ZTE demonstrated this new interaction paradigm with its AI-powered native phone, the Nubia M153, developed in collaboration with Doubao, which allows users to complete complex tasks by stating requests in natural language. For instance, a user wishing to post a news update about MWC on Weibo can simply ask the phone, which will automatically invoke the Weibo application to write and publish the update without manual intervention. Privacy and security concerns remain a topic of discussion, yet the convenience of such systems is evident, as seen with the AI pet iMoochi at ZTE's booth, which perceives user emotions through touch and sound to respond with eye movements and a unique language.
The evolution from one-dimensional command lines to two-dimensional graphical interfaces and now to three-dimensional embodied interactions suggests that humanoid robots will serve as the "body" of AI, directly embedded in the physical world. Peng Zhihui, Co-founder, President, and CTO of Yuanjing, proposed in his keynote speech that the biggest consumers of Tokens in the future will be embodied intelligent agents operating in the real world. These agents continuously perceive their environment, understand tasks, plan actions, and provide feedback within a task space that encompasses both digital and physical realms, fundamentally altering the scale of computational demand.

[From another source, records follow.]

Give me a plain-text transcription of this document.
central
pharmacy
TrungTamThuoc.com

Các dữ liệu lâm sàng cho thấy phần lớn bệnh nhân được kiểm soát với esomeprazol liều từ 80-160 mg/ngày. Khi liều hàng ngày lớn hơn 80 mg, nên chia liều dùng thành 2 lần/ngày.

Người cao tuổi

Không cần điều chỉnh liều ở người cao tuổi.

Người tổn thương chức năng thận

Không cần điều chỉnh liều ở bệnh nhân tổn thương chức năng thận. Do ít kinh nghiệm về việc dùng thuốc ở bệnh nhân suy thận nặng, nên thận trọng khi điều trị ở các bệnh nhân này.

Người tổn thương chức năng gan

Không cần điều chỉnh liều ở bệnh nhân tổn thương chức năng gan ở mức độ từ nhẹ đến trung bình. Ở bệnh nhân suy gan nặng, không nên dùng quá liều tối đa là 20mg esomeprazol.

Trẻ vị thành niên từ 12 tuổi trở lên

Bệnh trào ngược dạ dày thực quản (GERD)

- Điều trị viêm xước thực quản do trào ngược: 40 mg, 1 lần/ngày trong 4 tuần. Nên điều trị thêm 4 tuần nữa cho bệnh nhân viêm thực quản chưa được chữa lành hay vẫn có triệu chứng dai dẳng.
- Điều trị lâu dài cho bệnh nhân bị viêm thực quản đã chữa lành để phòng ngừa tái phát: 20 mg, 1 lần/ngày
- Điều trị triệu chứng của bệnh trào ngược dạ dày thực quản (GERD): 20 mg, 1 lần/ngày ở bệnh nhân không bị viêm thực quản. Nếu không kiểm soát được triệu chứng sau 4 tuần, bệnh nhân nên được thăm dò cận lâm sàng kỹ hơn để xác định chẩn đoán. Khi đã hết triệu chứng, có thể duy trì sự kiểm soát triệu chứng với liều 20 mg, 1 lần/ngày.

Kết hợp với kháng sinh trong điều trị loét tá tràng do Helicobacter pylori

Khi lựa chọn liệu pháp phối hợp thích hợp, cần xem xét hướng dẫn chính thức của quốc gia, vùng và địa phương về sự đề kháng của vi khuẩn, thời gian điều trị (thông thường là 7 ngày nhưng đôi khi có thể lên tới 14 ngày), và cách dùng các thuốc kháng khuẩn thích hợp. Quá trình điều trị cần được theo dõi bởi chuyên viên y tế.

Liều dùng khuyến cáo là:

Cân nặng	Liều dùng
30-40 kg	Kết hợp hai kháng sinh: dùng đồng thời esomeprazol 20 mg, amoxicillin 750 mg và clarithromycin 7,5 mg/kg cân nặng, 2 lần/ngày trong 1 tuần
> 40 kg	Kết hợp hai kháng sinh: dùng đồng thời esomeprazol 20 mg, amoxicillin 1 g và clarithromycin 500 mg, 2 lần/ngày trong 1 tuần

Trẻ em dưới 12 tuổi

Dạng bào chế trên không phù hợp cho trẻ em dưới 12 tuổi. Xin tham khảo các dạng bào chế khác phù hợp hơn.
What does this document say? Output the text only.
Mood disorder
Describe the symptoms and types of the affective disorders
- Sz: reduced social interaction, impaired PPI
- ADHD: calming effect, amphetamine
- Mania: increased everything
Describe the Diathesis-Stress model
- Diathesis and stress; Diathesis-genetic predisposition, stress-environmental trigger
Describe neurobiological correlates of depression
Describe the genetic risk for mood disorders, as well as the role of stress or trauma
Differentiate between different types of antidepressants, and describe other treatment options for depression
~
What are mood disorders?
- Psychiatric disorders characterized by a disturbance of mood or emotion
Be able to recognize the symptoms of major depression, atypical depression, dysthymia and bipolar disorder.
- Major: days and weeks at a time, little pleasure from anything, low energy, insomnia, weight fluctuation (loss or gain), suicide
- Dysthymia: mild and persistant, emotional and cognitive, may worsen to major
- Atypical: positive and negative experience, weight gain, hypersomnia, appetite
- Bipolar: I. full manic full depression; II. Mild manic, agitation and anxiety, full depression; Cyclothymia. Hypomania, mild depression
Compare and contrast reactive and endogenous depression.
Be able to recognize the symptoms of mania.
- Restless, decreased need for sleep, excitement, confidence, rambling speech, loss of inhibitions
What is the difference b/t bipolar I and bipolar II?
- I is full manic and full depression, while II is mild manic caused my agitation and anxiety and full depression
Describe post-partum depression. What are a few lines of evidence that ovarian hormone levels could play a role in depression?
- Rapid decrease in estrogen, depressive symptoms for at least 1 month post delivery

This perspective underscores a core bottleneck in the robotics industry: data availability. Han Zheng, Co-founder of Sudu Technology, argued that relying solely on physical robots to collect real-world data is insufficient for training general-purpose large models, and combining small models for specific scenarios fails to achieve the same goal. The industry faces common challenges regarding the effectiveness of simulation data and the efficiency of collecting real-world data, prompting Yuanjing to develop a 'triple intelligence' framework comprising ontology, motion intelligence, task intelligence, and interaction intelligence. This framework aims to determine how robots can integrate into real workflows to create value and interact naturally with humans, marking a critical step toward resolving the data scarcity that limits the deployment of embodied agents.